Louise m’avait donc harponné ce jour-là et entrainé dans ses doux filets. Toujours les bons plans pour les soirées, les bons potes, les premiers concerts, les surprises, les imprévus. Elle adorait cette bousculade permanente et moi j’adorais qu’elle m’y entraine.

A la fin du lycée, les études nous ont séparés quelques temps mais notre amour adolescent tenait encore la route.
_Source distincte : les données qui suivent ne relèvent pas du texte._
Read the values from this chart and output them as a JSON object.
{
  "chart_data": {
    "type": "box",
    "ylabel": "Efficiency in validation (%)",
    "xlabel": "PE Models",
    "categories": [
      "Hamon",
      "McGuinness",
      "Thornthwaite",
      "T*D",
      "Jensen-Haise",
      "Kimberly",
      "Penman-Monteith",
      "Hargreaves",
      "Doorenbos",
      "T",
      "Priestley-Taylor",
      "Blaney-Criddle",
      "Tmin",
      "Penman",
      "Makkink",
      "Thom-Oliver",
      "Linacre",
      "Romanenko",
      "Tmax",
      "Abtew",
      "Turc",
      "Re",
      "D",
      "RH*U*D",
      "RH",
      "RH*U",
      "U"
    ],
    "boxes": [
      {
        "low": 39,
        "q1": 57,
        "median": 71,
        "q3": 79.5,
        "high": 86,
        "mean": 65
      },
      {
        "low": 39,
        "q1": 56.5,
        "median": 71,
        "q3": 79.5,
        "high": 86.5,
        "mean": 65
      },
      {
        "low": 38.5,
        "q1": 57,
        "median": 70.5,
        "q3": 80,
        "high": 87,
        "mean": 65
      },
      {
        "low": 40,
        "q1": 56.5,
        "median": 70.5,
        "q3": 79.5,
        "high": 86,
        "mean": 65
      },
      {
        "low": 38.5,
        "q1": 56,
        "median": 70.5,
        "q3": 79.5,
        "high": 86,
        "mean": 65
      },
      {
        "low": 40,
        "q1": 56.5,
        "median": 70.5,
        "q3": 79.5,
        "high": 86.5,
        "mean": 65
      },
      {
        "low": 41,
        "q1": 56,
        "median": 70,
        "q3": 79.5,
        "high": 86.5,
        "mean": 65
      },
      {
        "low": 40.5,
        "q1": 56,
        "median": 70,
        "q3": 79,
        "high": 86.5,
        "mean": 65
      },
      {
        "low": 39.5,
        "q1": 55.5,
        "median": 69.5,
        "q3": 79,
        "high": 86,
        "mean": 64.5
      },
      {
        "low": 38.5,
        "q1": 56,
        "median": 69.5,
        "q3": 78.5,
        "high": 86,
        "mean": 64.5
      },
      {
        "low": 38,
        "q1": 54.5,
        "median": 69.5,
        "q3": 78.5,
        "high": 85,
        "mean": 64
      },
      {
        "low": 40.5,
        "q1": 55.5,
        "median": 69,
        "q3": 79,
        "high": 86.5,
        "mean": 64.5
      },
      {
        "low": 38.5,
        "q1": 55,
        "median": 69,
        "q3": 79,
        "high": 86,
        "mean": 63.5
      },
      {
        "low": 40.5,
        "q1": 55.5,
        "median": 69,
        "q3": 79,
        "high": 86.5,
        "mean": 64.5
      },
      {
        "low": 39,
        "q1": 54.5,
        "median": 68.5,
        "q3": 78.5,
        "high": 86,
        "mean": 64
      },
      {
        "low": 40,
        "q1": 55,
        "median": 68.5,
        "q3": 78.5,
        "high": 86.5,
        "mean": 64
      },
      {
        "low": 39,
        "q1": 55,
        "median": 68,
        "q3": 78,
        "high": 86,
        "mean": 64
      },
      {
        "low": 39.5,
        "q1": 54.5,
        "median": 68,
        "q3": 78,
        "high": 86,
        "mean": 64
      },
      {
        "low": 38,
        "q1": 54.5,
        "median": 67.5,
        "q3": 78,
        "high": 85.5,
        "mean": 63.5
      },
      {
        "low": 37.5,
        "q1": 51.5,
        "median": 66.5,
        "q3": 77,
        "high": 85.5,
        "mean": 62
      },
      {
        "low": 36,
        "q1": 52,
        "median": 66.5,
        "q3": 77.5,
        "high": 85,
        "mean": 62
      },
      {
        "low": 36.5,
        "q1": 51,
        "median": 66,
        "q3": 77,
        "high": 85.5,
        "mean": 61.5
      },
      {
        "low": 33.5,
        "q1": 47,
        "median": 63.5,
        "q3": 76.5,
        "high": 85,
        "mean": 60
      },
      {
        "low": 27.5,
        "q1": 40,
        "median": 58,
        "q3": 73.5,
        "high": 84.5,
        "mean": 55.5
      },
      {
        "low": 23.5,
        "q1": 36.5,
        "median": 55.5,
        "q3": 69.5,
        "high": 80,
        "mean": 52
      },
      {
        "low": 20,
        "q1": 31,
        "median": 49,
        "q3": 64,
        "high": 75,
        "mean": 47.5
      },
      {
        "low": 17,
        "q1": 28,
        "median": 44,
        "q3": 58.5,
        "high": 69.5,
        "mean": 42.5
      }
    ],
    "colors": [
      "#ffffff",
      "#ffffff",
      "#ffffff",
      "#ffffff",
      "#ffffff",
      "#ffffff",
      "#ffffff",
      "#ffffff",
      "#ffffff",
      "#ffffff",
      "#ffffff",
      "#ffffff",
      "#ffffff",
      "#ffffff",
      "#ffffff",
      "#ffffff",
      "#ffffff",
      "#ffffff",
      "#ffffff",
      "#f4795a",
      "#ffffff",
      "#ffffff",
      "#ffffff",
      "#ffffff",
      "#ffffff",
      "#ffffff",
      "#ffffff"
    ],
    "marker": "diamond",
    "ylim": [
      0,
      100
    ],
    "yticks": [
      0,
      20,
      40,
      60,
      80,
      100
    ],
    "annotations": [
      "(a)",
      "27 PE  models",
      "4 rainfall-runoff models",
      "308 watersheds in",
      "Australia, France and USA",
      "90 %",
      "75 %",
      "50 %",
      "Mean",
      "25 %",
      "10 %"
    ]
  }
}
On s’écrivait, on se téléphonait…Dans l’ancien monde, celui où le texto n’existait pas mais où les queues interminables devant les cabines téléphoniques des cités universitaires sont-elles bien réelles, tout cela prend alors un noble sens.

Nos retrouvailles le week-end étaient intenses et bruyantes. Un nouvel équilibre s’était installé, dans lequel le manque de l’autre vient décupler jugements et sentiments, bons ou mauvais.

Et on tenait le coup.

Et puis nos vies professionnelles se sont lancées, elle fatalement dans le monde agité de la mode, sur Paris, et moi professeur d’anglais dans un lycée de banlieue.